Danos em sítios históricos: Tiro, Nabatieh e Tebnin
O patrimônio cultural em Tiro, Nabatieh e Tebnin sofreu danos visíveis após os ataques.
Tiro
Tiro guarda ruínas que datam das épocas fenícia e romana. Muitas pedras e colunas estão quebradas. O porto antigo teve fachadas e mosaicos atingidos. Moradores relatam alterações no solo e nas estruturas.
Nabatieh
Em Nabatieh, prédios históricos e mercados sofreram danos. Fachadas centenárias perderam ornamentos e janelas. Alguns templos e mesquitas mostram rachaduras nas paredes. O acesso ao centro histórico está limitado para segurança.
Tebnin
Tebnin tem um castelo histórico que também foi afetado. Muralhas mostram trincas e pedras deslocadas. O entorno arqueológico traz camadas de valor cultural. Especialistas temem perda de artefatos e contextos valiosos.

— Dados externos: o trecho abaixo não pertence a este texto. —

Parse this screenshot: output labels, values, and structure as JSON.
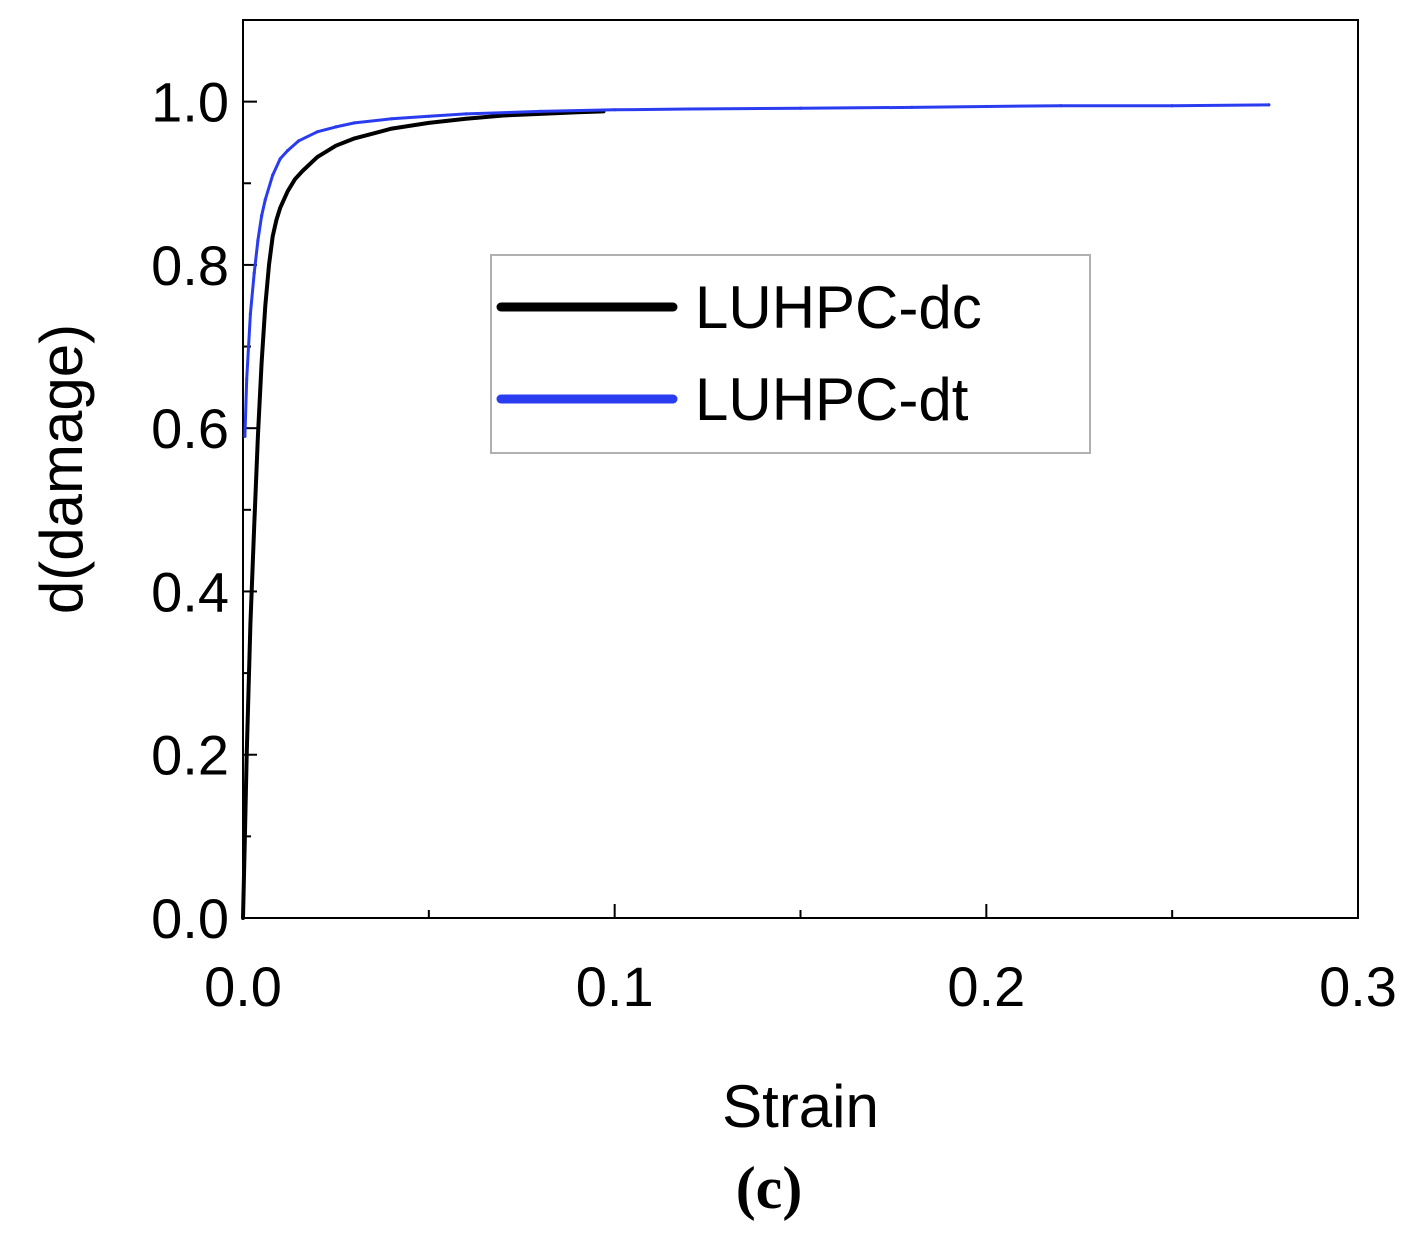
{
  "chart_data": {
    "type": "line",
    "title": "",
    "xlabel": "Strain",
    "ylabel": "d(damage)",
    "xlim": [
      0.0,
      0.3
    ],
    "ylim": [
      0.0,
      1.1
    ],
    "x_ticks": [
      "0.0",
      "0.1",
      "0.2",
      "0.3"
    ],
    "x_tick_values": [
      0.0,
      0.1,
      0.2,
      0.3
    ],
    "y_ticks": [
      "0.0",
      "0.2",
      "0.4",
      "0.6",
      "0.8",
      "1.0"
    ],
    "y_tick_values": [
      0.0,
      0.2,
      0.4,
      0.6,
      0.8,
      1.0
    ],
    "grid": false,
    "legend_position": "center-right",
    "series": [
      {
        "name": "LUHPC-dc",
        "color": "#000000",
        "x": [
          0.0,
          0.0005,
          0.001,
          0.002,
          0.003,
          0.004,
          0.005,
          0.006,
          0.007,
          0.008,
          0.009,
          0.01,
          0.012,
          0.014,
          0.016,
          0.02,
          0.025,
          0.03,
          0.04,
          0.05,
          0.06,
          0.07,
          0.08,
          0.09,
          0.097
        ],
        "y": [
          0.0,
          0.1,
          0.2,
          0.36,
          0.48,
          0.59,
          0.68,
          0.75,
          0.8,
          0.835,
          0.855,
          0.87,
          0.89,
          0.905,
          0.915,
          0.932,
          0.946,
          0.955,
          0.967,
          0.974,
          0.979,
          0.983,
          0.985,
          0.987,
          0.988
        ]
      },
      {
        "name": "LUHPC-dt",
        "color": "#2a3cf0",
        "x": [
          0.0005,
          0.001,
          0.002,
          0.003,
          0.004,
          0.005,
          0.006,
          0.008,
          0.01,
          0.012,
          0.015,
          0.02,
          0.025,
          0.03,
          0.04,
          0.05,
          0.06,
          0.08,
          0.1,
          0.12,
          0.15,
          0.18,
          0.2,
          0.22,
          0.25,
          0.276
        ],
        "y": [
          0.59,
          0.66,
          0.74,
          0.79,
          0.83,
          0.86,
          0.88,
          0.91,
          0.93,
          0.94,
          0.952,
          0.963,
          0.969,
          0.974,
          0.979,
          0.982,
          0.985,
          0.988,
          0.99,
          0.991,
          0.992,
          0.993,
          0.994,
          0.995,
          0.995,
          0.996
        ]
      }
    ]
  },
  "caption": "(c)"
}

Equipes locais e arqueólogos tentam registrar os danos e proteger achados. O trabalho é lento por causa do risco e da falta de acesso.
Zona ocupada e acesso restrito atrapalham levantamento de prejuízos
Patrimônio cultural em zonas ocupadas sofre com a falta de acesso para perícias.
Forças militares e pontos de controle bloqueiam rotas e impedem a entrada de equipes.
Áreas podem conter minas, armadilhas e escombros instáveis, o que é perigoso.
Arqueólogos e técnicos não conseguem chegar para registrar e proteger achados.
Sem registros imediatos, artefatos perdem contexto e estudos ficam muito prejudicados.
Autorizações demoradas e a falta de mapas atualizados tornam o trabalho mais lento.
Métodos alternativos
Imagens de satélite e fotos aéreas ajudam a mapear danos sem entrar na zona.
Esses métodos mostram estragos grandes, mas não substituem a escavação e a inspeção local.
Negociações por corredores humanitários e acordos locais podem permitir visitas controladas e seguras.
Treinar moradores para registrar e proteger achados é uma ação prática e rápida.
Apelos à Unesco e reações internacionais sobre perda cultural
Patrimônio cultural afetado levou a apelos públicos à Unesco e à comunidade internacional.
Ações da Unesco
A Unesco pode emitir declarações e pedir a proteção imediata dos locais.
Pode também solicitar acesso para avaliar danos e coordenar ajuda técnica e logística.
A inscrição na lista em perigo alerta para risco de perda cultural e mobiliza apoio.
Reações internacionais
Países e organizações condenaram os ataques e pediram medidas urgentes internacionais.
Instituições culturais, museus e centros de pesquisa ofereceram suporte técnico e documentação digital.
Diversos países também prometeram financiar projetos de reconstrução e proteção do patrimônio.
Medidas práticas
Equipes usam imagens de satélite e fotogrametria para mapear danos à distância.
Registro fotográfico, inventários e bancos de dados online ajudam a preservar informação sobre artefatos.
Treinar moradores locais para proteger achados é uma medida rápida e eficaz.
Acesso seguro e acordos de corredores humanitários podem permitir perícias técnicas e restauração preventiva.